Hollywood Reporter on the future of entertainment


The Hollywood Reporter has a giant package on the future of entertainment, jammed with interviews with notables including Kevin Kelly, a founder of Wired; Jim Cameron, Chris Albrecht from HBO; George Lucas; Sony's Yair Landau; and Blair Westlake, Microsoft's point person in Tinseltown.

There are also brilliant pieces on by folks like futurist Bruce Stirling and yours truly.

My piece is called "Next level: Where will new digital tools take the art of cinema?"

Here's a taste, clipped from the middle of the story:

    Closer collaboration between live and computerized co-stars is only one avenue being explored by a forward guard of innovators whose aim is to change the way movies are made, distributed and experienced. Some of the forces motivating these technophiles have been at work since the beginning of cinema -- a desire to stretch the bounds of what's possible and the need to keep pace with changes in the way Americans consume their entertainment, for example. Other forces are new, such as the cheap tools that have made filmmaking more accessible to auteurs who lack studio backing and the relative ease of sharing movies over the Internet, legally or otherwise.

    "It feels like the cycles of new technology used to come in 20-year intervals in our industry," ThinkFilm head of theatrical distribution Mark Urman says. "Now, they seem to be coming in 20-month or 20-week intervals. It's accelerating so fast now that you almost need to be a science-fiction writer to imagine what the experience of the movies will be like in a few years."

    Some changes that might be around the corner seem to threaten the role of studios and movie theaters; others could revitalize them, helping high-quality movies get made for less money and finding interested audiences more efficiently.

    "Chaos, change and confusion can create opportunity," says Todd Wagner, CEO of 2929 Entertainment, which also owns the Landmark theater chain. "Viewed that way, this is a great time."

I interviewed a lot of really smart people for this piece - and couldn't fit everything in, for reasons of length. So I wanted to share here some additional comments from Ed Leonard, who is the chief technology officer at DreamWorks Animation, which didn't make it into the article.

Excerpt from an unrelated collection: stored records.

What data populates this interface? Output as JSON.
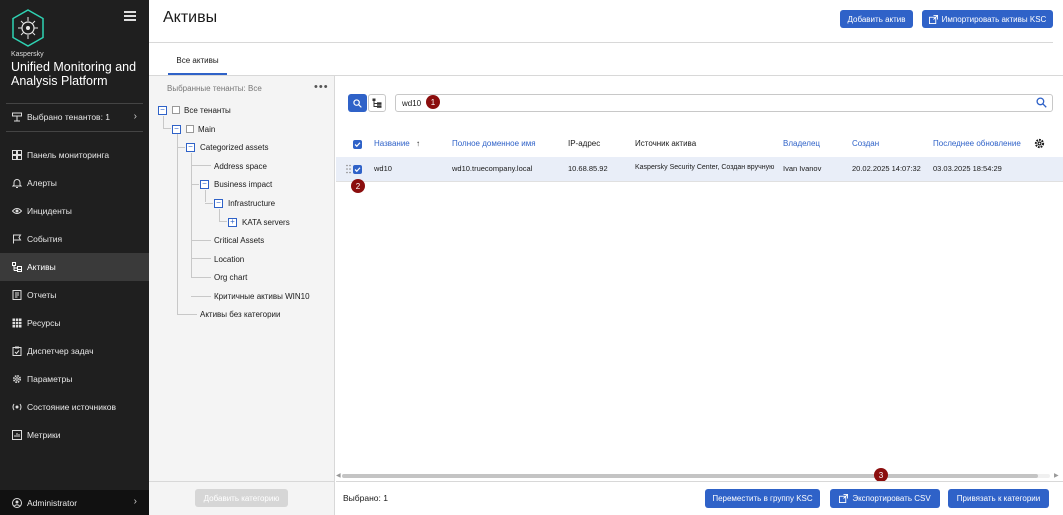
{
  "sidebar": {
    "brand_small": "Kaspersky",
    "brand_big": "Unified Monitoring and Analysis Platform",
    "tenants_label": "Выбрано тенантов: 1",
    "items": [
      {
        "label": "Панель мониторинга",
        "icon": "dashboard-icon"
      },
      {
        "label": "Алерты",
        "icon": "bell-icon"
      },
      {
        "label": "Инциденты",
        "icon": "eye-icon"
      },
      {
        "label": "События",
        "icon": "flag-icon"
      },
      {
        "label": "Активы",
        "icon": "assets-icon",
        "active": true
      },
      {
        "label": "Отчеты",
        "icon": "report-icon"
      },
      {
        "label": "Ресурсы",
        "icon": "grid-icon"
      },
      {
        "label": "Диспетчер задач",
        "icon": "task-icon"
      },
      {
        "label": "Параметры",
        "icon": "gear-icon"
      },
      {
        "label": "Состояние источников",
        "icon": "sources-icon"
      },
      {
        "label": "Метрики",
        "icon": "metrics-icon"
      }
    ],
    "user": "Administrator"
  },
  "header": {
    "title": "Активы",
    "add_asset_label": "Добавить актив",
    "import_label": "Импортировать активы KSC"
  },
  "tabs": {
    "all_assets": "Все активы"
  },
  "tree": {
    "tenants_label": "Выбранные тенанты: Все",
    "nodes": {
      "all_tenants": "Все тенанты",
      "main": "Main",
      "categorized": "Categorized assets",
      "address_space": "Address space",
      "business_impact": "Business impact",
      "infrastructure": "Infrastructure",
      "kata": "KATA servers",
      "critical": "Critical Assets",
      "location": "Location",
      "org_chart": "Org chart",
      "critical_win10": "Критичные активы WIN10",
      "uncategorized": "Активы без категории"
    },
    "add_category_label": "Добавить категорию"
  },
  "search": {
    "value": "wd10"
  },
  "table": {
    "headers": {
      "name": "Название",
      "fqdn": "Полное доменное имя",
      "ip": "IP-адрес",
      "source": "Источник актива",
      "owner": "Владелец",
      "created": "Создан",
      "updated": "Последнее обновление"
    },
    "rows": [
      {
        "name": "wd10",
        "fqdn": "wd10.truecompany.local",
        "ip": "10.68.85.92",
        "source": "Kaspersky Security Center,  Создан вручную",
        "owner": "Ivan Ivanov",
        "created": "20.02.2025 14:07:32",
        "updated": "03.03.2025 18:54:29"
      }
    ]
  },
  "markers": [
    "1",
    "2",
    "3"
  ],
  "footer": {
    "selected": "Выбрано: 1",
    "move_label": "Переместить в группу KSC",
    "export_label": "Экспортировать CSV",
    "link_label": "Привязать к категории"
  },
  "colors": {
    "accent": "#2f62c8",
    "sidebar_bg": "#1f1f1f",
    "marker": "#8b0e0e"
  }
}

    "The kinds of stuff we do today, at the highest ends, are going to become accessible and reachable at the lower ends. Which means we'll be reaching even higher.”

    “Look at something like `Toy Story' - what's easy to do now, was hard to do then.”

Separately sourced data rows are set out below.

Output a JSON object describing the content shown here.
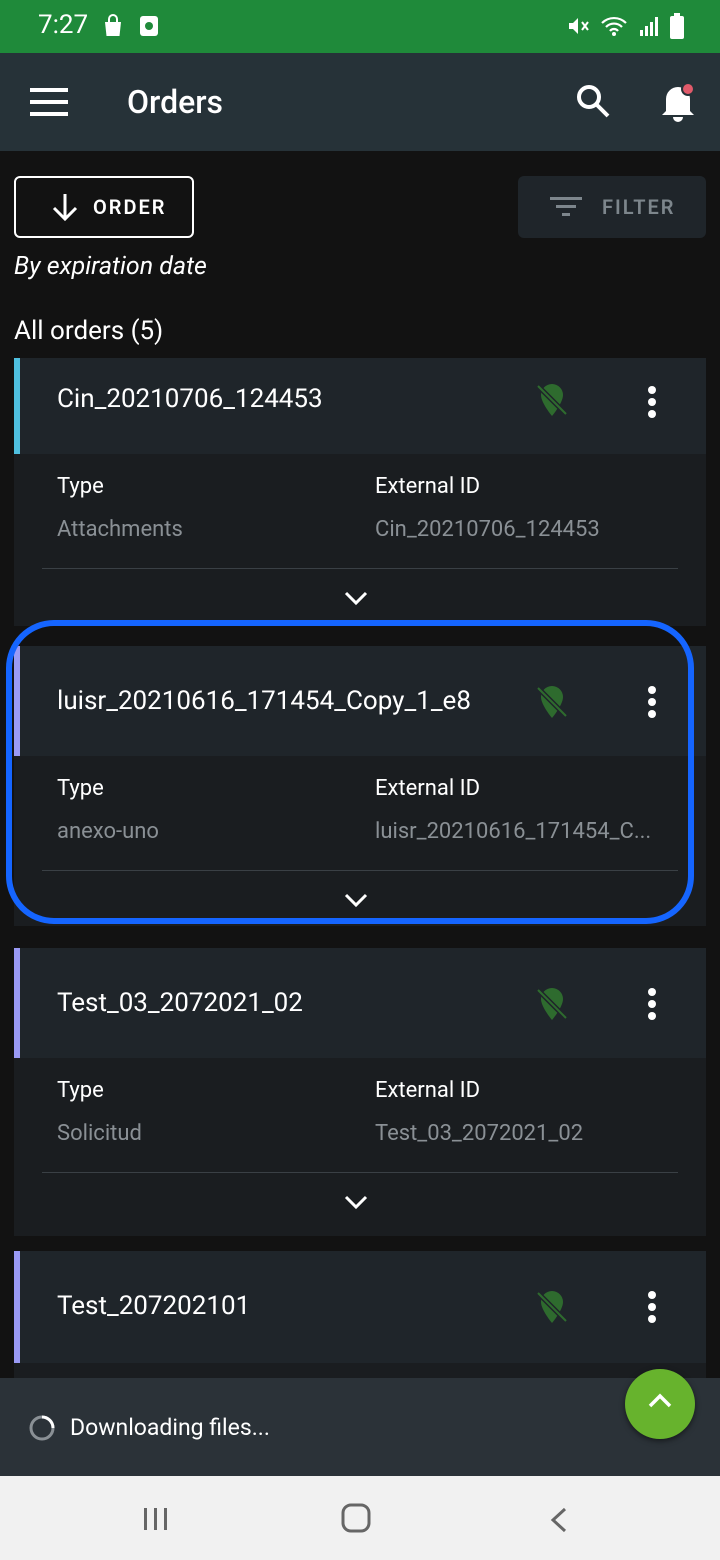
{
  "status_bar": {
    "time": "7:27"
  },
  "app_bar": {
    "title": "Orders",
    "notification_dot_color": "#e05a6a"
  },
  "toolbar": {
    "order_label": "ORDER",
    "filter_label": "FILTER",
    "sort_label": "By expiration date"
  },
  "list": {
    "header": "All orders (5)"
  },
  "field_labels": {
    "type": "Type",
    "external_id": "External ID"
  },
  "orders": [
    {
      "name": "Cin_20210706_124453",
      "type": "Attachments",
      "external_id": "Cin_20210706_124453"
    },
    {
      "name": "luisr_20210616_171454_Copy_1_e8",
      "type": "anexo-uno",
      "external_id": "luisr_20210616_171454_C..."
    },
    {
      "name": "Test_03_2072021_02",
      "type": "Solicitud",
      "external_id": "Test_03_2072021_02"
    },
    {
      "name": "Test_207202101"
    }
  ],
  "snackbar": {
    "message": "Downloading files..."
  },
  "colors": {
    "status_bar": "#1f8a3a",
    "app_bar": "#263238",
    "fab": "#67b32d",
    "highlight": "#1565ff",
    "accent_first": "#4fc0e0",
    "accent_other": "#9a9af5"
  }
}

    "Moore's Law says that computing power will double [every two years]. We used to joke that we have Jeffrey's Law here. [He's referring to Jeffrey Katzenberg, the company's CEO.] Our demand for processing power will always exceed what's possible. Or, simply put, Jeffrey wants more than Moore. Our appetite has always gone just a bit beyond what's possible.”

    Leonard went on to talk about the high-end videoconferencing tools DreamWorks uses to knit together teams in Redwood City, California with those in Glendale and elsewhere around the world. “We do a lot of work, in collaboration with northern and southern California. We have a partnership with Aardman Studios in Bristol, England. We can sit in one virtualized space and edit the film across the ocean. These virtual collaboration technologies we've deployed here allow us to do things without airplanes.”